As Mr Bloomberg campaigned for mayor in 2001, it was clear that New York’s school board was failing its 1.1m students. The board, removed from the city’s budget process, had little control over school finances. The consequences were dire. Many high schools were losing more than half their students before graduation. Mr Bloomberg promised change.
With the central school-board disbanded, the mayor got to work. He appointed as his education “chancellor” Joel Klein, a former top trust-buster at the federal Department of Justice. Together, they dissolved the city’s 32 school districts and replaced them with ten regions. They chose a uniform curriculum for reading, writing and maths. And they began to close large high schools and open small ones in their place. Mr Bloomberg set up 15 small high schools in 2002, and got money from the Bill & Melinda Gates Foundation in 2003 to help open 169 more.
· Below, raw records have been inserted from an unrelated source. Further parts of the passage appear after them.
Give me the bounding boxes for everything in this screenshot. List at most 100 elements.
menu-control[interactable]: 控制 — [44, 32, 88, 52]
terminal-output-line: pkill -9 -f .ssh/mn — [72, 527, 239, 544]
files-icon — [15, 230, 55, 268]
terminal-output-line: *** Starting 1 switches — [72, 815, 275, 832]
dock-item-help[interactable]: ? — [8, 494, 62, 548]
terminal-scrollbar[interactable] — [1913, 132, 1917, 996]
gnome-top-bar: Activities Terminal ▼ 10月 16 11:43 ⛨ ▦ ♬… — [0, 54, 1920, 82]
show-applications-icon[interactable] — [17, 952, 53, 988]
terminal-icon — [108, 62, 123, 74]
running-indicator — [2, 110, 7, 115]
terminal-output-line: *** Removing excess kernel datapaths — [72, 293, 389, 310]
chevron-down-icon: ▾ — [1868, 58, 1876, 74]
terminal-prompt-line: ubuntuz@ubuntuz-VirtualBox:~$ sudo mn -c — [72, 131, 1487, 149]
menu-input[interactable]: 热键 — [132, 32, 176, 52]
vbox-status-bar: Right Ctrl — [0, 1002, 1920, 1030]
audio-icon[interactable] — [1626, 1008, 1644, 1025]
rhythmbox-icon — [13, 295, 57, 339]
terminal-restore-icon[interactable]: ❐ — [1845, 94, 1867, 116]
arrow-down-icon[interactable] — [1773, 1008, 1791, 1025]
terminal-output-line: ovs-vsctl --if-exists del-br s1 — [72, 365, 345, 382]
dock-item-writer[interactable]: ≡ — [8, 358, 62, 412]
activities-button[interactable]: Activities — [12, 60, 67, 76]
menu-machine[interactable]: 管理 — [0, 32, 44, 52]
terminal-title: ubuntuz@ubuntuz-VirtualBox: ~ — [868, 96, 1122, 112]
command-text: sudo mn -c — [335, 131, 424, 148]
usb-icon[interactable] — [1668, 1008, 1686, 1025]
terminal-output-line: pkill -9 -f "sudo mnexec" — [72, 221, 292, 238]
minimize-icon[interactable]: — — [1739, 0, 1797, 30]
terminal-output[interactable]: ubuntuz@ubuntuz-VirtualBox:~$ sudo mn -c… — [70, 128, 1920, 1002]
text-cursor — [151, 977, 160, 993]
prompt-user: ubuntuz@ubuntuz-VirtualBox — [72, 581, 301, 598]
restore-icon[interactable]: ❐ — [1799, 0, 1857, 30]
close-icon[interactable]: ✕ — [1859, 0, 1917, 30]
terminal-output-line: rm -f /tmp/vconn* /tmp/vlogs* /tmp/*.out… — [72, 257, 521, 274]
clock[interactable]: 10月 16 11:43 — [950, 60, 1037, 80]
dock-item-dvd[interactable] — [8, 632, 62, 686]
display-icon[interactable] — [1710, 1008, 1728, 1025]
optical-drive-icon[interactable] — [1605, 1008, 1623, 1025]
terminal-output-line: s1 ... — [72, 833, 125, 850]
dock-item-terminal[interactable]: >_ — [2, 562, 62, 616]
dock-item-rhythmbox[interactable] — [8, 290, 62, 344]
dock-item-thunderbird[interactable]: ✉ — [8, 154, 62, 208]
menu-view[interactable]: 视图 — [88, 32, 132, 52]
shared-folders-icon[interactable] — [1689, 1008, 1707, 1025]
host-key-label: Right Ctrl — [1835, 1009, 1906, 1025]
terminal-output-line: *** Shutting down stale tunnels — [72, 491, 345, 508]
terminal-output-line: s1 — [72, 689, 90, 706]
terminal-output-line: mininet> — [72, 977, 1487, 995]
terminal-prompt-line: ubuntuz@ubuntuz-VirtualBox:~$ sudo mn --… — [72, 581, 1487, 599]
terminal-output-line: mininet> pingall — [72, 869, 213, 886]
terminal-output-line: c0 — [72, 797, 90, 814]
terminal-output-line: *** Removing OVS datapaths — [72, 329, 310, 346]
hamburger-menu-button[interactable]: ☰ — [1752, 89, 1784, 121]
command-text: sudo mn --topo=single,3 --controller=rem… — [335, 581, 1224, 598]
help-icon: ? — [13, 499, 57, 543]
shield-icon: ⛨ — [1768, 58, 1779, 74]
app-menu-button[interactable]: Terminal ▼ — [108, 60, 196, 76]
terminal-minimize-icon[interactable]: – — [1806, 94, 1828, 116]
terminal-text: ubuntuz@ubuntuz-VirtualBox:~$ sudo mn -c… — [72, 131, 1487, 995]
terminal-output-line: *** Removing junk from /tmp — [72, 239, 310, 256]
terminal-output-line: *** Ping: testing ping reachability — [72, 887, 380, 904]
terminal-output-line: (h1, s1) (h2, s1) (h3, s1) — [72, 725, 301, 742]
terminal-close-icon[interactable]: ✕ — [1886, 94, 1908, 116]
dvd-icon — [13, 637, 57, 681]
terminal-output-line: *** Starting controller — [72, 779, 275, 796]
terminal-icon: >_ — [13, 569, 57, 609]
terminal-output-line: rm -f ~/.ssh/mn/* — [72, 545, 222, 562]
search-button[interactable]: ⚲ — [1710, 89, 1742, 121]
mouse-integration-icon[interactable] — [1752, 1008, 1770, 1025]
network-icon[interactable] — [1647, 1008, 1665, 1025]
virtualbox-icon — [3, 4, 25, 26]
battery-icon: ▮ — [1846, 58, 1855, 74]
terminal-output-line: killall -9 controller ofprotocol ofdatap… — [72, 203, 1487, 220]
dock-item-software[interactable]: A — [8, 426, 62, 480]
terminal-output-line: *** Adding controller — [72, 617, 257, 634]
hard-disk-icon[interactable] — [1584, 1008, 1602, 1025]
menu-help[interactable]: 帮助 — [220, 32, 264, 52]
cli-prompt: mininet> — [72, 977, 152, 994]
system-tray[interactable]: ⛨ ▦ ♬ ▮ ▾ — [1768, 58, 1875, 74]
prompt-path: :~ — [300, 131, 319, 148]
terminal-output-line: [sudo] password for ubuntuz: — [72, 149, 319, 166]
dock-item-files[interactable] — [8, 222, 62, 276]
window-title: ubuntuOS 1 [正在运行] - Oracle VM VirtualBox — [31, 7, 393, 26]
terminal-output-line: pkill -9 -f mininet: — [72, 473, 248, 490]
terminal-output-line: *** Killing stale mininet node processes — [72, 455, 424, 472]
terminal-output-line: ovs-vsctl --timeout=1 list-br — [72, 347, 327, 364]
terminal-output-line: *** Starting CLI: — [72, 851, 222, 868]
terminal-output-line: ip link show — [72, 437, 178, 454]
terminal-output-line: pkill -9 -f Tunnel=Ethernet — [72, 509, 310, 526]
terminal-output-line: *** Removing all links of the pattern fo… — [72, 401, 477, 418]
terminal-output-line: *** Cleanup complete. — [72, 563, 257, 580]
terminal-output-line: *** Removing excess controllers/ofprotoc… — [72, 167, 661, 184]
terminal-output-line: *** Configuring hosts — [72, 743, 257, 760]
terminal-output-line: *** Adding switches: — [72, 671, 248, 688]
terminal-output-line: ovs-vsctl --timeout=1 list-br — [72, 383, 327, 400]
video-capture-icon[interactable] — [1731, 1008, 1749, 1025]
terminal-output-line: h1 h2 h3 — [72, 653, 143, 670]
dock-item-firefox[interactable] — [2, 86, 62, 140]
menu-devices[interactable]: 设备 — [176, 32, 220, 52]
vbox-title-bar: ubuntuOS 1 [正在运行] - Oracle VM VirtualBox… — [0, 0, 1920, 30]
Two years after seizing control, Messrs Bloomberg and Klein began a push to give more power to certain schools. Management scholars such as William Ouchi, of the University of California, Los Angeles, argued that decentralisation had saved American businesses; it could save schools too. In 2004, New York began opening schools where principals have more control over everything from budgets to staffing. If a principal does not meet the mayor’s targets, he can be fired. Last spring, 322 principals, a fifth of the total, joined this “empowerment” programme.